Per Gartner, Secure access service edge (SASE) delivers converged network and security as a service capability, including SD-WAN, Security Web Gateway (SWG), Cloud access security brokers (CASB), next-generation firewall (NGFW) and zero trust network access (ZTNA). SASE is primarily delivered as a service and enables zero trust access based on the identity of the device or entity, combined with real-time context and security and compliance policies. SASE supports branch offices, remote work, and on-prem secure access use cases. Gartner forecasts that the SASE market will grow at a CAGR of 32%, reaching almost $15 billion by 2025. 

SAS Diagram with employee location and example IT resources.
SAS Diagram with employee location and example IT resources.

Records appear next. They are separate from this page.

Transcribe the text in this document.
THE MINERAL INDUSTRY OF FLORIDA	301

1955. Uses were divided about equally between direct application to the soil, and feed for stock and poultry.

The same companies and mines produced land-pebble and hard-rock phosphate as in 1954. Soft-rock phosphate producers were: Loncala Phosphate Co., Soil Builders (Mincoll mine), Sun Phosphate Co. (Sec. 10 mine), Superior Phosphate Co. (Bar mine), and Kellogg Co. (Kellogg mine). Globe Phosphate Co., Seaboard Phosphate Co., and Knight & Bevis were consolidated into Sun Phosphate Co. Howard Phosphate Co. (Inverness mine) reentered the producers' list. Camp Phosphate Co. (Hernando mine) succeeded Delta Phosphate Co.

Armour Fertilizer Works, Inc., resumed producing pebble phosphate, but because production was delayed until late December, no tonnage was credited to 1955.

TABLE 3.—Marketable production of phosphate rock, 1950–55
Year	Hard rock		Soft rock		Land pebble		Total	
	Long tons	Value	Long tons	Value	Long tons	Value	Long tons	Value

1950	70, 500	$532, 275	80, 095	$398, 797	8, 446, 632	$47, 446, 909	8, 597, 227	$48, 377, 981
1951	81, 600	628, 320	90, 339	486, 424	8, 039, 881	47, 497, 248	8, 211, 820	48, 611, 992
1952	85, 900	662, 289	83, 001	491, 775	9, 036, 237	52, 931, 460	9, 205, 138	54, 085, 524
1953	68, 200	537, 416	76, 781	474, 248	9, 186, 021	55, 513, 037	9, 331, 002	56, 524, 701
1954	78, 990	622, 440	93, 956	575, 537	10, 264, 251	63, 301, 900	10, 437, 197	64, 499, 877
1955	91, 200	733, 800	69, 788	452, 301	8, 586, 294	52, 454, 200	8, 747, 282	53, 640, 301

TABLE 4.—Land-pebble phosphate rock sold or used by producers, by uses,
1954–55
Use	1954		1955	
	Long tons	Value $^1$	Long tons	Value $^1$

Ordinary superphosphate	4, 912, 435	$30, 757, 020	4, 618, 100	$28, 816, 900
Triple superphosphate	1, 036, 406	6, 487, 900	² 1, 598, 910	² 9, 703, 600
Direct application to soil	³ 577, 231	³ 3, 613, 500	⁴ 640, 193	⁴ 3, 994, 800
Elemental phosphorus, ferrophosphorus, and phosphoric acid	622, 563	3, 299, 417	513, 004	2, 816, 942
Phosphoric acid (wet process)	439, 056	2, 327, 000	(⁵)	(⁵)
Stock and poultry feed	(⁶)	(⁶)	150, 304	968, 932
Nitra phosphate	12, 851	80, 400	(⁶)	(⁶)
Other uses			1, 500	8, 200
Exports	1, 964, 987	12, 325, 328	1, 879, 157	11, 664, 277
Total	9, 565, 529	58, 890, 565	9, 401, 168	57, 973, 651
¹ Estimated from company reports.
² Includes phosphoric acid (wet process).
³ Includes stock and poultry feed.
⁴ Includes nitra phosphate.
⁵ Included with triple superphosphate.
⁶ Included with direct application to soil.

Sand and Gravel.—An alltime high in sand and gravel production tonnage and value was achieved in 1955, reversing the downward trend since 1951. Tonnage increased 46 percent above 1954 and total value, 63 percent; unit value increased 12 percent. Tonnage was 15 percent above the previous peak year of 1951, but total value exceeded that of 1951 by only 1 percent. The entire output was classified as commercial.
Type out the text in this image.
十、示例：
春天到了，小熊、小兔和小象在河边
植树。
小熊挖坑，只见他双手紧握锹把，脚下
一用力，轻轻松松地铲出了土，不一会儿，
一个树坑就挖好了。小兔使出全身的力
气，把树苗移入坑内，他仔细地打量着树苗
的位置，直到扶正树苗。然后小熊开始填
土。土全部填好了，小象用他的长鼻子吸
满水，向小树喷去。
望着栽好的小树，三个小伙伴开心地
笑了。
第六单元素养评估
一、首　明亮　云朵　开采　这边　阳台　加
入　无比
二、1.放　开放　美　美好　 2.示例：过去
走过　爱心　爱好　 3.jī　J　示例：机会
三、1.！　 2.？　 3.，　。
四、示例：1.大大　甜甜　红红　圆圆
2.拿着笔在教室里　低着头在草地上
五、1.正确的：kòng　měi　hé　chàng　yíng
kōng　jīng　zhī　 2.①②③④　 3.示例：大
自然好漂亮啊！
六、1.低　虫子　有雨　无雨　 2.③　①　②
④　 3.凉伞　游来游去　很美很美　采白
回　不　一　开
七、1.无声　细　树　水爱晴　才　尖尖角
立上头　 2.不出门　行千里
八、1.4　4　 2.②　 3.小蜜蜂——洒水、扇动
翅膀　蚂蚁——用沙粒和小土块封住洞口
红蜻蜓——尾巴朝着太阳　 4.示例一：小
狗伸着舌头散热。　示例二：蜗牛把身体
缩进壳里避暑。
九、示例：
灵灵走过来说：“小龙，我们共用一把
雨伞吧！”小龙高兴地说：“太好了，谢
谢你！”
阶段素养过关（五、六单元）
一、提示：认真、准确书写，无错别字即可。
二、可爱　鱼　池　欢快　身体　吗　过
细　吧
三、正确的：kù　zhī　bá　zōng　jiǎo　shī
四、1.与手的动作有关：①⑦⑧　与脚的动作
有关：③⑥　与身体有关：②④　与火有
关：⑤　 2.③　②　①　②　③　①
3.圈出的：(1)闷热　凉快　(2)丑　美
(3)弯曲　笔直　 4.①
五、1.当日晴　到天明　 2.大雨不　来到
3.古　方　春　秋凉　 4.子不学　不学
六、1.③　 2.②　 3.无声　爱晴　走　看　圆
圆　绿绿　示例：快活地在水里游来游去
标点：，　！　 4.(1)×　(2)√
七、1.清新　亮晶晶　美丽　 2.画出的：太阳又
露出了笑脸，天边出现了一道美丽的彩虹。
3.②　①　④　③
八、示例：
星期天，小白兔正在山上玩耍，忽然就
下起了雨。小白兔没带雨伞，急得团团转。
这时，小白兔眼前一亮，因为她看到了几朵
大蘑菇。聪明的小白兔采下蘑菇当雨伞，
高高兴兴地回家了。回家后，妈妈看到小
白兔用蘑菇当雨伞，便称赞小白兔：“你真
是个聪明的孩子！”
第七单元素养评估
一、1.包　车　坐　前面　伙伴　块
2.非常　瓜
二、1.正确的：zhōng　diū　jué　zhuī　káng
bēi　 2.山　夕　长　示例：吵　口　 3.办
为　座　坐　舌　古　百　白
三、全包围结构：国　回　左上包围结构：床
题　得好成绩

How does WAAP differ from SASE?

SASE’s primary goal is to enable and secure anywhere, anytime access, network, and network security for a company’s workforce to protect internal networks and data. WAAP solutions protect a company’s public-facing applications from external threats. Today I’ve found that the current SASE and WAAP offerings contain these core technologies.

SASE Products

  • SD-WAN
  • Security Web Gateway (SWG)
  • Cloud access security brokers (CASB)
  • next-generation firewall (NGFW) 
  • zero trust network access (ZTNA)

WAAP Products

  • Web application firewall
  • API protection 
  • Bot Detection
  • DDoS

Some might argue that SASE encapsulates WAAP, but I don’t find that very helpful and prefer to cite the distinct technologies to avoid peanut-buttering buzzwords enabling you, the individual, to discern relevance. 

There are areas of overlap in functionality and integration, but the above mental models helped me differentiate each segment’s customer use cases and target personas.  

Full disclosure, this explanation is an attempt to help others save hours on a question I struggled to find a succinct answer for. There are plenty of resources to dive deep into the technologies that make up these security domains, as well as a storied history of the evolution of the networking and security market.